Objective Adiponectin is a protein secreted predominantly by differentiated adipocytes, which plays a protective role in the development of insulin resistance and exerts beneficial actions on the hearts subjected to ischemia/reperfusion (I/R) insult. Insulin has been proved to reduce myocardial I/R injury in both normal and diabetic ones. These suggest the relationship between the insulin and adiponectin effects in diabetes. The present study aimed to investigate the effect of insulin treatment on the systemic and local cardiac adiponectin levels and on the myocardial I/R injury in type 1 diabetic mice.

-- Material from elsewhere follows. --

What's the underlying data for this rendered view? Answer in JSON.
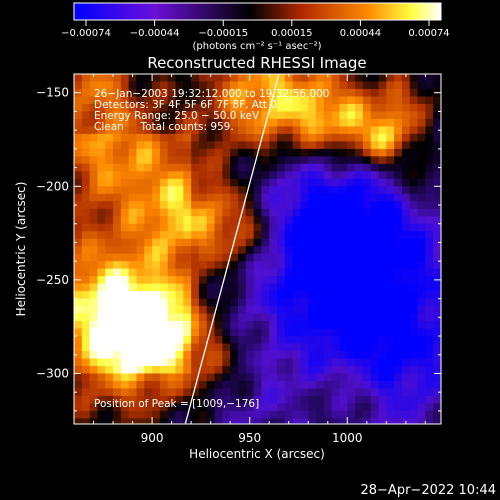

Methods type 1 diabetic mice were rendered through 5 days of daily intraperitoneal injection with 40 mg/kg STZ, and confirmed by markedly elevated fasting-blood glucose levels (>11.1 μmol/l). Insulin (5 IU/kg·d) was administrated for a 14, 7 or 1 day duration, respectively, since diabetic models were established. MI/R was performed by Langendorff perfusion ex vivo in hearts from the 14 day duration mice, in which the hearts were subjected to 40 min of ischemia and 60 min of reperfusion.
Results The plasma adiponectin level in type 1 diabetic mice increased on the day 7 but decreased on the day 14 (p<0.01 vs control). At the same time, cardiac adiponectin mRNA level in type 1 diabetic mice gradually decreased (p<0.01 vs control). The diabetic hearts showed an increased infarct size and cardiomyocytes apoptosis (p<0.01). Insulin treatment increased both the plasma and cardiac adiponectin level in diabetic mice (p<0.05), and decreased the infarct size and cardiomyocytes apoptosis in type 1 diabetic mice (p<0.01 vs diabetic). Compound C pretreatment (an inhibitor of AMPK) partly inhibited the effect of insulin treatment (p<0.01).
Conclusions Insulin treatment increases both plasma and cardiac adiponectin levels, which is at least partly responsible for the cardioprotective effects of insulin treatment in diabetes.